Deitado, detectou algo diferente, outra pessoa no grupo em volta. Percebeu nova atividade, trocas de sussurros. O novo integrante da tur­ma parecia respirar forte, como se tivesse chegado correndo. Ele ouvia o rabino, embora este parecesse distraído, sua voz dirigida para baixo, como se olhasse para alguma coisa, lendo-a.

— Sr. Mitchell, Moshe Menachem, que estava conosco alguns mo­mentos atrás, acabou de concluir uma incumbência. — Barba-ruiva. — Ele foi até a casa de Shimon Shmuel. Voltou com uma carteira. A sua carteira.

Haviam vasculhado sua bolsa; agora seria certamente o seu fim. A carteira o denunciaria. Que tinha ali? Nenhum cartão de visita; ele não era quase ninguém na cadeia hierárquica do Times para ter um. Tam­pouco cartões de crédito; guardava-os numa carteira separada, fecha­da com zíper num compartimento da bolsa. Deixara-os lá, calculando que, embora Sara Leah não resistisse a dar uma espiada em seus per­tences, hesitaria em fazer uma investigação completa.

Que mais ele tinha? Toneladas de recibos de táxi. Será que alguma coisa com seu nome? Guardara num envelope separado todas as contas de hotel e recibos de cartão de crédito de quando estivera no Noroeste, para o reembolso posterior das despesas. Talvez estivesse tudo bem. Talvez se livrasse.

— Tirem a venda. Desamarrem as mãos dele. Levem-no de volta para o Bet HaMidrash.

Will sentiu a desordem em sua glândula supra-renal: seria um si­nal para produzir ainda mais adrenalina, pronta para a provação que ainda estava por vir ou, afinal, de que o perigo diminuía? Era uma boa ou uma má notícia?

Ele sentiu mãos mexerem-lhe na nuca e depois um aumento de luz, quando retiraram a venda encharcada que lhe cobria os olhos. Instinti­vamente, sacudiu as gotas de água ao abrir os olhos. Estava ao ar livre, numa pequena área circundada por uma cerca de madeira — o tipo de espaço que os grandes prédios destinam para depositar o lixo. Viam-se alguns canos e, a seus pés, um reflexo de água. Ele mal teve chance de olhar, os dois homens que o seguravam já o levavam para longe dali. Mas imaginou que fosse o espaço para algum tipo de tanque de abas­tecimento externo, uma grande cuba usada para coletar água da chuva.

Conduziram-no então por uma porta, de volta ao interior, embo­ra alguma coisa lhe dissesse que não era o caminho por onde haviam saído. Em primeiro lugar, parecia mais silencioso. Will imaginou que fosse um prédio separado, talvez uma casa anexa à sinagoga.

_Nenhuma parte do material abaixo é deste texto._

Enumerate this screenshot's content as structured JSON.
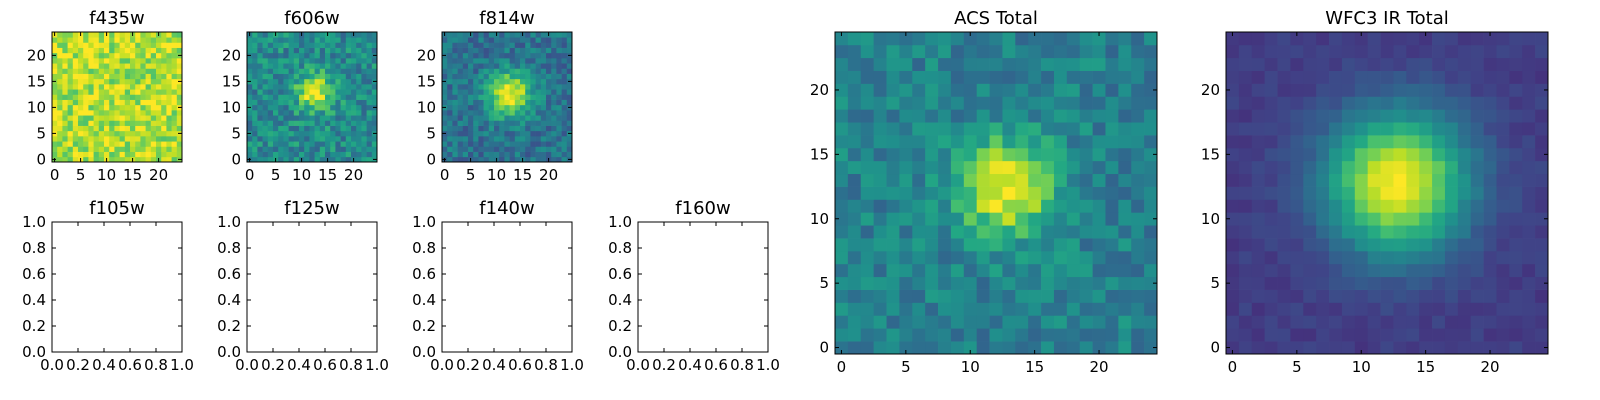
{
  "chart_data": [
    {
      "type": "heatmap",
      "title": "f435w",
      "xlabel": "",
      "ylabel": "",
      "grid": 25,
      "xlim": [
        -0.5,
        24.5
      ],
      "ylim": [
        -0.5,
        24.5
      ],
      "xticks": [
        0,
        5,
        10,
        15,
        20
      ],
      "yticks": [
        0,
        5,
        10,
        15,
        20
      ],
      "xticklabels": [
        "0",
        "5",
        "10",
        "15",
        "20"
      ],
      "yticklabels": [
        "0",
        "5",
        "10",
        "15",
        "20"
      ],
      "colormap": "viridis",
      "field": {
        "background": 0.88,
        "peak": 0.0,
        "sigma": 4.0,
        "noise": 0.16,
        "seed": 11,
        "cx": 12.5,
        "cy": 12.5
      }
    },
    {
      "type": "heatmap",
      "title": "f606w",
      "xlabel": "",
      "ylabel": "",
      "grid": 25,
      "xlim": [
        -0.5,
        24.5
      ],
      "ylim": [
        -0.5,
        24.5
      ],
      "xticks": [
        0,
        5,
        10,
        15,
        20
      ],
      "yticks": [
        0,
        5,
        10,
        15,
        20
      ],
      "xticklabels": [
        "0",
        "5",
        "10",
        "15",
        "20"
      ],
      "yticklabels": [
        "0",
        "5",
        "10",
        "15",
        "20"
      ],
      "colormap": "viridis",
      "field": {
        "background": 0.48,
        "peak": 0.52,
        "sigma": 2.4,
        "noise": 0.16,
        "seed": 23,
        "cx": 12.5,
        "cy": 13.0
      }
    },
    {
      "type": "heatmap",
      "title": "f814w",
      "xlabel": "",
      "ylabel": "",
      "grid": 25,
      "xlim": [
        -0.5,
        24.5
      ],
      "ylim": [
        -0.5,
        24.5
      ],
      "xticks": [
        0,
        5,
        10,
        15,
        20
      ],
      "yticks": [
        0,
        5,
        10,
        15,
        20
      ],
      "xticklabels": [
        "0",
        "5",
        "10",
        "15",
        "20"
      ],
      "yticklabels": [
        "0",
        "5",
        "10",
        "15",
        "20"
      ],
      "colormap": "viridis",
      "field": {
        "background": 0.38,
        "peak": 0.62,
        "sigma": 3.0,
        "noise": 0.13,
        "seed": 37,
        "cx": 12.5,
        "cy": 12.5
      }
    },
    {
      "type": "heatmap",
      "title": "f105w",
      "xlabel": "",
      "ylabel": "",
      "xlim": [
        0.0,
        1.0
      ],
      "ylim": [
        0.0,
        1.0
      ],
      "xticks": [
        0.0,
        0.2,
        0.4,
        0.6,
        0.8,
        1.0
      ],
      "yticks": [
        0.0,
        0.2,
        0.4,
        0.6,
        0.8,
        1.0
      ],
      "xticklabels": [
        "0.0",
        "0.2",
        "0.4",
        "0.6",
        "0.8",
        "1.0"
      ],
      "yticklabels": [
        "0.0",
        "0.2",
        "0.4",
        "0.6",
        "0.8",
        "1.0"
      ],
      "values": []
    },
    {
      "type": "heatmap",
      "title": "f125w",
      "xlabel": "",
      "ylabel": "",
      "xlim": [
        0.0,
        1.0
      ],
      "ylim": [
        0.0,
        1.0
      ],
      "xticks": [
        0.0,
        0.2,
        0.4,
        0.6,
        0.8,
        1.0
      ],
      "yticks": [
        0.0,
        0.2,
        0.4,
        0.6,
        0.8,
        1.0
      ],
      "xticklabels": [
        "0.0",
        "0.2",
        "0.4",
        "0.6",
        "0.8",
        "1.0"
      ],
      "yticklabels": [
        "0.0",
        "0.2",
        "0.4",
        "0.6",
        "0.8",
        "1.0"
      ],
      "values": []
    },
    {
      "type": "heatmap",
      "title": "f140w",
      "xlabel": "",
      "ylabel": "",
      "xlim": [
        0.0,
        1.0
      ],
      "ylim": [
        0.0,
        1.0
      ],
      "xticks": [
        0.0,
        0.2,
        0.4,
        0.6,
        0.8,
        1.0
      ],
      "yticks": [
        0.0,
        0.2,
        0.4,
        0.6,
        0.8,
        1.0
      ],
      "xticklabels": [
        "0.0",
        "0.2",
        "0.4",
        "0.6",
        "0.8",
        "1.0"
      ],
      "yticklabels": [
        "0.0",
        "0.2",
        "0.4",
        "0.6",
        "0.8",
        "1.0"
      ],
      "values": []
    },
    {
      "type": "heatmap",
      "title": "f160w",
      "xlabel": "",
      "ylabel": "",
      "xlim": [
        0.0,
        1.0
      ],
      "ylim": [
        0.0,
        1.0
      ],
      "xticks": [
        0.0,
        0.2,
        0.4,
        0.6,
        0.8,
        1.0
      ],
      "yticks": [
        0.0,
        0.2,
        0.4,
        0.6,
        0.8,
        1.0
      ],
      "xticklabels": [
        "0.0",
        "0.2",
        "0.4",
        "0.6",
        "0.8",
        "1.0"
      ],
      "yticklabels": [
        "0.0",
        "0.2",
        "0.4",
        "0.6",
        "0.8",
        "1.0"
      ],
      "values": []
    },
    {
      "type": "heatmap",
      "title": "ACS Total",
      "xlabel": "",
      "ylabel": "",
      "grid": 25,
      "xlim": [
        -0.5,
        24.5
      ],
      "ylim": [
        -0.5,
        24.5
      ],
      "xticks": [
        0,
        5,
        10,
        15,
        20
      ],
      "yticks": [
        0,
        5,
        10,
        15,
        20
      ],
      "xticklabels": [
        "0",
        "5",
        "10",
        "15",
        "20"
      ],
      "yticklabels": [
        "0",
        "5",
        "10",
        "15",
        "20"
      ],
      "colormap": "viridis",
      "field": {
        "background": 0.44,
        "peak": 0.56,
        "sigma": 2.6,
        "noise": 0.12,
        "seed": 53,
        "cx": 12.8,
        "cy": 12.4
      }
    },
    {
      "type": "heatmap",
      "title": "WFC3 IR Total",
      "xlabel": "",
      "ylabel": "",
      "grid": 25,
      "xlim": [
        -0.5,
        24.5
      ],
      "ylim": [
        -0.5,
        24.5
      ],
      "xticks": [
        0,
        5,
        10,
        15,
        20
      ],
      "yticks": [
        0,
        5,
        10,
        15,
        20
      ],
      "xticklabels": [
        "0",
        "5",
        "10",
        "15",
        "20"
      ],
      "yticklabels": [
        "0",
        "5",
        "10",
        "15",
        "20"
      ],
      "colormap": "viridis",
      "field": {
        "background": 0.18,
        "peak": 0.82,
        "sigma": 3.8,
        "noise": 0.035,
        "seed": 71,
        "cx": 12.8,
        "cy": 12.8
      }
    }
  ]
}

O interior não parecia diferente: o mesmo piso simples e as várias salas de aula e escritórios. Acompanhado por Barba-ruiva, ou Moshe Menachem, e o israelense, um de cada lado, dirigiram-se para um des­ses cômodos, e Will ouviu a porta fechar-se atrás deles.

— Vamos sentá-lo. Dê uma toalha para ele. E arranje uma camisa seca.

A voz do rabino; ainda atrás dele. Embora a venda tivesse sido re­tirada, Will sabia nitidamente que não veria nada.



  • Muito bem, vamos começar mais uma vez. Will preparou-se.

  • Precisamos ter uma conversa, Sr. Monroe.